Successfully defended the dissertation in June 2019 at the University of North Carolina at Chapel Hill. Participated in many other medical imaging related projects. For more information, check the GitHub page.
Research Experience
After graduation, started working in the industry. Initially focused on HD mapping using deep learning and geometric-based computer vision for recognition (image and point cloud) and localization (SFM). Later, became the head of perception for intelligent driving, leading a team working on 3D detection (image and point cloud), multi-object tracking, fusion, and auto-labeling. Also, has industry experience with large language models (LLM), including large multi-modality models (LMM). After 4.5 years in the first company, began a new journey in a second company, where worked on video AI related projects and partially on ranking AI (search, ads, and recsys are still the dominant roles in the internet industry even after more than ten years).
Education
From September 2015 to May 2019, pursued a Ph.D. at the Department of Computer Science, University of North Carolina at Chapel Hill, focusing on Medical Image Analysis with Deep Learning. In the first year (August 2014 - May 2015) of the Ph.D., worked on probabilistic graphical model and RBM. From the second year onwards, moved to medical image analysis, specifically working on adversarial confidence learning with applications in medical image segmentation and synthesis, and another major research topic was low-contrast (blurry) boundary delineation.
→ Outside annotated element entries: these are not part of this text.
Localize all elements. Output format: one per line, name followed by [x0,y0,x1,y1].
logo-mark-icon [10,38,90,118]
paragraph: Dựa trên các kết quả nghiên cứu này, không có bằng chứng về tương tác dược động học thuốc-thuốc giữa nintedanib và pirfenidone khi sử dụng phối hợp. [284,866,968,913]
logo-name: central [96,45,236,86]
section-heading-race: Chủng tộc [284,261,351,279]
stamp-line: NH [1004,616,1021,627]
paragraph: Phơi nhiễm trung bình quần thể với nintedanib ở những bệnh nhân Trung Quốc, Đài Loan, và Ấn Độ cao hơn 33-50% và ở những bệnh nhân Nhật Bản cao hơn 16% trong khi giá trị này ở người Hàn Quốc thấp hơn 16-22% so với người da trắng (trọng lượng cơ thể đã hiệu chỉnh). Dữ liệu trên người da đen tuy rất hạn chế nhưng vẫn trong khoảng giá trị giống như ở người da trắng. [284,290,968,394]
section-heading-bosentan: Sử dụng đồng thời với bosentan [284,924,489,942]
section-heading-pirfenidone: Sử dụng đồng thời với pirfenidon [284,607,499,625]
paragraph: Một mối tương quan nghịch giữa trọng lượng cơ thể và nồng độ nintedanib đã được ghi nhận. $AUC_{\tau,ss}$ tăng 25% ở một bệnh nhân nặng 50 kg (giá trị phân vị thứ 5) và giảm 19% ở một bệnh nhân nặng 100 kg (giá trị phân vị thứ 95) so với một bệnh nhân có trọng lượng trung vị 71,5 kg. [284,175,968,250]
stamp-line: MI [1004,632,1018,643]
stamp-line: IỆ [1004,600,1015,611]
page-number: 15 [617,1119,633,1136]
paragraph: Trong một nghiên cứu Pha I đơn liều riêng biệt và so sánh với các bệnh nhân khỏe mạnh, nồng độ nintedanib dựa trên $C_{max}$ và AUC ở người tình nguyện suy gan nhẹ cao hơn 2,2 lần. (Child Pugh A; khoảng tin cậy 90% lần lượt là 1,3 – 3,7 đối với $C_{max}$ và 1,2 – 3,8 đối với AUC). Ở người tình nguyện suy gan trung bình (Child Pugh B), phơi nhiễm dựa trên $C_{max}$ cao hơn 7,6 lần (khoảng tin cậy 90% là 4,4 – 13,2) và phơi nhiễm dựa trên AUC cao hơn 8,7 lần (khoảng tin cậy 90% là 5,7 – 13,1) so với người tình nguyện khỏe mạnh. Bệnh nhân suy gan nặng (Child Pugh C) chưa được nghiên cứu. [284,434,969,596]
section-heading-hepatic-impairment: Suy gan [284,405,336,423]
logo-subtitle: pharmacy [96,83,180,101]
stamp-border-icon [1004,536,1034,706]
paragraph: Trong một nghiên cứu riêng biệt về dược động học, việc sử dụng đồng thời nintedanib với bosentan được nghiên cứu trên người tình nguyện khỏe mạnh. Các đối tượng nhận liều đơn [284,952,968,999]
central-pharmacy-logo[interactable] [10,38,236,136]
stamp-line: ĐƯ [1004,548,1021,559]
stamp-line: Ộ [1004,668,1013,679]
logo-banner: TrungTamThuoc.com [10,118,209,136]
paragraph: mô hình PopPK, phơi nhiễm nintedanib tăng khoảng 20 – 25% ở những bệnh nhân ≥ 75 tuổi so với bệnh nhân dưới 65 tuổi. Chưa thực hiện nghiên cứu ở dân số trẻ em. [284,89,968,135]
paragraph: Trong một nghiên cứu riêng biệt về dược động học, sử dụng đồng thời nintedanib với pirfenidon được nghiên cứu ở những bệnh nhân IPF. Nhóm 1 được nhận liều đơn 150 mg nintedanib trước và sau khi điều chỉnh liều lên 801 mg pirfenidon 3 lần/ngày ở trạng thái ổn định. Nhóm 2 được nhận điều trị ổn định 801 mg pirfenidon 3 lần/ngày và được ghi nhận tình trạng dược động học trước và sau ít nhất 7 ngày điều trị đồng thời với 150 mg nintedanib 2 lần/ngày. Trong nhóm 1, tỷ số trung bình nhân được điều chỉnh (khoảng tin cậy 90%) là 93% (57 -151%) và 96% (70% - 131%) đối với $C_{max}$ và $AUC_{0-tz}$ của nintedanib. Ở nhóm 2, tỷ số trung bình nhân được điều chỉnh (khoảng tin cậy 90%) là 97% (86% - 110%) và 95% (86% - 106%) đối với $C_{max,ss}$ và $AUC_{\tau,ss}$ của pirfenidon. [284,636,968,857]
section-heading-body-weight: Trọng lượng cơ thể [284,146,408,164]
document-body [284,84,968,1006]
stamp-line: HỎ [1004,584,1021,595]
Prior to UNC, studied at the University of Chinese Academy of Sciences in Computer Science, researching natural language processing (NLP), especially sentiment analysis and named entity recognition.
Background
Research interests include computer vision oriented topics: 2D/3D detection, Image/Instance/Panoptic Segmentation, Point Cloud Understanding and vision foundation models; natural language processing based topics: named entity recognition, sentiment analysis and embeddings, chatbot; x-modality related topics: cross-modality assisted imaging acceleration and Image/Video/Text Generation (from brain signals, e.g., fMRI/EEG/X-Ray to images/videos/text); large model based topics: PEFT, post-training, model-scaling, model-system co-design.
Miscellany
Has broad interest in research and engineering works, covering areas such as computer vision, natural language processing, x-modality technologies, and large models.